As some staff closed the fair and continued the equestrian event, other staff members turned to hurricane response. Livestock and poultry units worked with the Forestry, Emergency Programs, Environmental Programs and Marketing divisions to help people and businesses affected by Florence. For example, 62 commercial poultry farms reported bird losses, and nine commercial poultry farms requested depopulation assistance.
While that work was still going on, many livestock and poultry unit staff were moved to organize and run the shows at the State Fair in Raleigh, just as they finished hurricane assignments.
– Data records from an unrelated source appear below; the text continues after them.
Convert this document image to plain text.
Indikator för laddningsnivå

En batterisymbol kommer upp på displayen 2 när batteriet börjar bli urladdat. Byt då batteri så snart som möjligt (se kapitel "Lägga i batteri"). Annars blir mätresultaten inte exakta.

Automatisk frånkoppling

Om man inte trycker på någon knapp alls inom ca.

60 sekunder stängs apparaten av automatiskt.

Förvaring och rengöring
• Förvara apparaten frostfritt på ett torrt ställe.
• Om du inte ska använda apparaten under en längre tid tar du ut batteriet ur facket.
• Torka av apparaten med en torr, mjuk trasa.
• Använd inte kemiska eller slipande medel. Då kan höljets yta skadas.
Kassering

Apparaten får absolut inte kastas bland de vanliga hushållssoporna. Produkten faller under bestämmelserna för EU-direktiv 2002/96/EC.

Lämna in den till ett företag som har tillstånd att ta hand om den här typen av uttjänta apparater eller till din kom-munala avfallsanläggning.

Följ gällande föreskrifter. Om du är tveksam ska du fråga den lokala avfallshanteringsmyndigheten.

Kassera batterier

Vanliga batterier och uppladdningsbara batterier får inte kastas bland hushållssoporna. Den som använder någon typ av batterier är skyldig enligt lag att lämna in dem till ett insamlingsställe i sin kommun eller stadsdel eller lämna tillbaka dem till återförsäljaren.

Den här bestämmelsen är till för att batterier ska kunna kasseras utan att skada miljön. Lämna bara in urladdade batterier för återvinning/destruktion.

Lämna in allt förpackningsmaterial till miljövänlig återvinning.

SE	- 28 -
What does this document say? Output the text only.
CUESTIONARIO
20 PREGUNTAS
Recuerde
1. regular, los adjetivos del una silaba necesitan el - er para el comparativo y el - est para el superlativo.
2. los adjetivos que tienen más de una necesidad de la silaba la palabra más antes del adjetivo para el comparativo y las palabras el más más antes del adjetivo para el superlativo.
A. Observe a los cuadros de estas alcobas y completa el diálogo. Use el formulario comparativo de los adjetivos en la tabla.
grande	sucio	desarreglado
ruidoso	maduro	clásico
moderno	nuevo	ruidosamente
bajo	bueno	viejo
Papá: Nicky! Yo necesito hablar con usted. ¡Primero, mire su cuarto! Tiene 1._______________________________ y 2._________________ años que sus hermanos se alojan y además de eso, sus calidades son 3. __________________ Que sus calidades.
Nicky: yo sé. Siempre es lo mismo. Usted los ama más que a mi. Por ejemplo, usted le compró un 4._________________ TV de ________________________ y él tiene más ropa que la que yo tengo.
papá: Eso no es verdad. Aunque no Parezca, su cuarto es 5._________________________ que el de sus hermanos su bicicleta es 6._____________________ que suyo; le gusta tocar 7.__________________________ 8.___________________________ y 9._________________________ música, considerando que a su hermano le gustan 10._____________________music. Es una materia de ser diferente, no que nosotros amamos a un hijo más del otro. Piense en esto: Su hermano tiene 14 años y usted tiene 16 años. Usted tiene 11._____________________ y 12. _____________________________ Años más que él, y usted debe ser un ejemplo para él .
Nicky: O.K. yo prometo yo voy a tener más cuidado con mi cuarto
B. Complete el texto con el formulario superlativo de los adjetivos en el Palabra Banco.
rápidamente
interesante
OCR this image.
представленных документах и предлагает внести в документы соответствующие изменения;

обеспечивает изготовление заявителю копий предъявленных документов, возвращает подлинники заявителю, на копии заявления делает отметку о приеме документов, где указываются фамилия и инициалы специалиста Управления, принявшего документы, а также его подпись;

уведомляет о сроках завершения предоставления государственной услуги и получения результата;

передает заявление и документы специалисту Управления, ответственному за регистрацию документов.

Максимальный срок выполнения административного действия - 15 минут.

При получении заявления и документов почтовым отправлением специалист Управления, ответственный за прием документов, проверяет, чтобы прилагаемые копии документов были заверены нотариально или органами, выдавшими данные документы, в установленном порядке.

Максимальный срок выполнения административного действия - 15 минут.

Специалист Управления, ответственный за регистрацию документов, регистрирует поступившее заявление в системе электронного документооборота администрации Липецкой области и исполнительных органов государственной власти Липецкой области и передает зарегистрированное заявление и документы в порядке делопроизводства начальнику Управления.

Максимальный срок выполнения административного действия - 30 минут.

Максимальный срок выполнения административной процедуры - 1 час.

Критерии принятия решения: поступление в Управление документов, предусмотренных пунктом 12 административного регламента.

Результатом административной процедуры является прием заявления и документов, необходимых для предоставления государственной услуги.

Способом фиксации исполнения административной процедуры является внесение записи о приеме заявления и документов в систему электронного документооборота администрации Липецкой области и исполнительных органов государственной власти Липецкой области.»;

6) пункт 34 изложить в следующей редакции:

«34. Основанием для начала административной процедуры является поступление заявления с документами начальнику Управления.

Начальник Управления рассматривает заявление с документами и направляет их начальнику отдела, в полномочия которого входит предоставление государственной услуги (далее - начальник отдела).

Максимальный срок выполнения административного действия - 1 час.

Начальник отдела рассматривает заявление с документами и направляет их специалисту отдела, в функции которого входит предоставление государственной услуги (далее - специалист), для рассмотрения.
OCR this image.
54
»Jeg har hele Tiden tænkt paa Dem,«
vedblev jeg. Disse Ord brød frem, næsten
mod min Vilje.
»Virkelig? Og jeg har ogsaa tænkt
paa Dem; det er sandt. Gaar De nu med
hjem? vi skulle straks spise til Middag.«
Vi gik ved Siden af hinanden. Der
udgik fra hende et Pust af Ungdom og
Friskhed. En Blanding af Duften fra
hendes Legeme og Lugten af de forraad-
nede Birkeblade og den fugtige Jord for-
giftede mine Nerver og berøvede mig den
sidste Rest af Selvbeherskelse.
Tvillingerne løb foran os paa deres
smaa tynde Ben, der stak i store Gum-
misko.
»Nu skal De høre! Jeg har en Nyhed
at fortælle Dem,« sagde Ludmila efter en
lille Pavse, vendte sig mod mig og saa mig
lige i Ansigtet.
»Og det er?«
While all of that was going on, USDA requested assistance from North Carolina to plan African Swine Fever workshops and a response exercise. That effort began just after the Mountain State Fair ended, while the World Equestrian Games was wrapping up. It continued through the Hurricane Florence response and the State Fair. All the while, some livestock unit staff members were part of the national planning committee, and they hosted more than 65 people from 16 states for the first workshop on African Swine Fever in November of 2018.
Just as the veterinary staff and their coworkers in other divisions may have been catching a breath, a winter storm brought snow to the state, especially in western North Carolina. The staff responded when 24 farms reported storm damage. They helped five commercial poultry farms when they requested depopulation because of that storm.
The collaboration and the flexibility these staff members showed in those four months served our state well. They helped everyone from individual citizens, to the big businesses and the public at large.